Meskipun ada upaya penemuan vaksin, akasn tetapi keberadaan vaksin tersebut masih belum jelas.
Disinyalir, hingga tahun depan vaksin tersebut belum tentu bisa dilakukan secara serentak dan merata.
Vaksin yang dipesan Indonesia pun, kata Sri Mulyani, masih belum mendapatkan persetujuan dari BPOM. “[…] nanti diberikan use authorization-nya (izin penggunaan) oleh Badan POM, sehingga sudah aman dan melakukan vaksinasi,” kata Sri Mulyani melanjutkan.
Diketahui, saat ini banyak negara di dunia yang sedang menghadapi gelombang kedua pandemi, seperti Amerika Serikat, Prancis, Jerman, Inggris, Italia, hingga Spanyol yang saat ini menghadapi situasi yang lebih rumit. Menurutnya, pelaku usaha yang tak lagi mau menutup kembali usaha mereka menyebabkan masalah dari segi sosial, ekonomi, hingga politik.
Upaya Nonfarmasi
Berdasarkan fakta pandemi dan upaya pemberantasannya, baik dari aspek paradigma dan fakta empiris, upaya asal mengatasi pandemi (pemberantasannya) bukanlah dengan vaksin atau program vaksinasi. Akan tetapi dengan upaya nonfarmasi disertai jaminan pelayanan kesehatan gratis berkualitas.
Upaya tersebut seperti penguncian (syar’i lockdown), social distancing, karantina, dan berpola hidup sehat termasuk pelaksanaan protokol kesehatan. Sementara upaya contact tracing (penelusuran kontak), testing massive, dan treatment berupa pelayanan kesehatan gratis berkualitas, dioptimalkan untuk kesuksesan upaya nonfarmasi tersebut.

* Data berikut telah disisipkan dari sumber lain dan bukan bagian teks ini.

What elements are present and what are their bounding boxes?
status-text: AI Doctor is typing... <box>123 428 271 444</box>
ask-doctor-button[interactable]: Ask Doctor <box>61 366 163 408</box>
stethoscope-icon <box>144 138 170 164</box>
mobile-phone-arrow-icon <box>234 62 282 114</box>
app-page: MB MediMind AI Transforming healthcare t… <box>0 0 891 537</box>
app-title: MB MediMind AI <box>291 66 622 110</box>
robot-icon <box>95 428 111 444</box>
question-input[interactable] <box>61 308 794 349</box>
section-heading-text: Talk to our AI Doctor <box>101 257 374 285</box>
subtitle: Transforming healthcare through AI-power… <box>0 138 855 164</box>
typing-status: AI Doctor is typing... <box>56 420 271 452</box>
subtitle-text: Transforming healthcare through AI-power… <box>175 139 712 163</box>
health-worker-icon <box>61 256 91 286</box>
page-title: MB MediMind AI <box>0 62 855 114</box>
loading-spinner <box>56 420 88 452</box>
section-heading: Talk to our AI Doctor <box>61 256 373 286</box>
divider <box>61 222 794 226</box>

Tindakan nonfarmasi ini merupakan syariat Islam untuk memutus rantai penularan secara efektif. Secara saintifik membuktikan, satu strategi saja yaitu lockdown, mampu mencegah kasus ekspor/impor hingga 81% dan kemunculan kasus baru hingga 71%.
Hanya saja, dibutuhkan kepemimpinan global. Karena jika tidak dilakukan secara sinkron di seluruh dunia, melalui kasus impor/ekspor baru pandemi justru semakin memburuk sebagaimana yang kita saksikan hari ini.
Kapitalisme sebagai sistem yang diterapkan saat ini, bukan hanya tidak serasi (compatible) dengan upaya nonfarmasi, namun juga gagal melakukannya secara sinkron.
Sistem kesehatan kapitalisme pada kondisi normal saja sangat rapuh dan buruk, apalagi pandemi seperti saat ini.
Hal ini dapat dilihat dari mahalnya biaya pelayanan kesehatan Covid-19, mulai dari rapid test, swab PCR, hingga obat-obatannya. Juga terlihat dari krisis pelayanan kesehatan kronis berupa buruknya akses publik, biaya mahal, kurang bahkan tidak standarnya fasilitas kesehatan, tenaga dokter dan tenaga kesehatan lain yang kurang, juga keterbatasan laboratorium untuk rapid test maupun swab PCR.
Sangat nyata bahaya pengabaian tindakan nonfarmasi karena telah membuka ruang kapitalisasi kesehatan yang difasilitasi model kekuasaan korporatokrasi yang niscaya dalam sistem politik demokrasi.
Artinya, pemberantasan pandemi dengan mengandalkan vaksin dan abai terhadap tindakan nonfarmasi tidak saja bertentangan dengan fakta persoalan pandemi, namun juga merupakan kelalaian yang berakibat fatal dan kezaliman pemerintah yang luar biasa.
Kalau saja, jika pandemi dapat dicegah dari berlarut-larut. Namun, sekarang sudah menjelang setahun dan telah membunuh puluhan juta orang dan menginfeksi ratusan juta manusia di dunia.
Watak Kapitalisme
Begitulah karakter rezim sistem kapitalisme. Tidak saja di negeri ini, namun juga di seluruh penjuru dunia. Mengenai vaksin yang menjadi andalan penguasa memberantas pandemi,
kalaupun lolos uji klinis III, tapi efektivitas vaksin yang kurang dari 50% menyebabkan pemberantasan Covid-19 tidak efektif dan kurang berfaedah.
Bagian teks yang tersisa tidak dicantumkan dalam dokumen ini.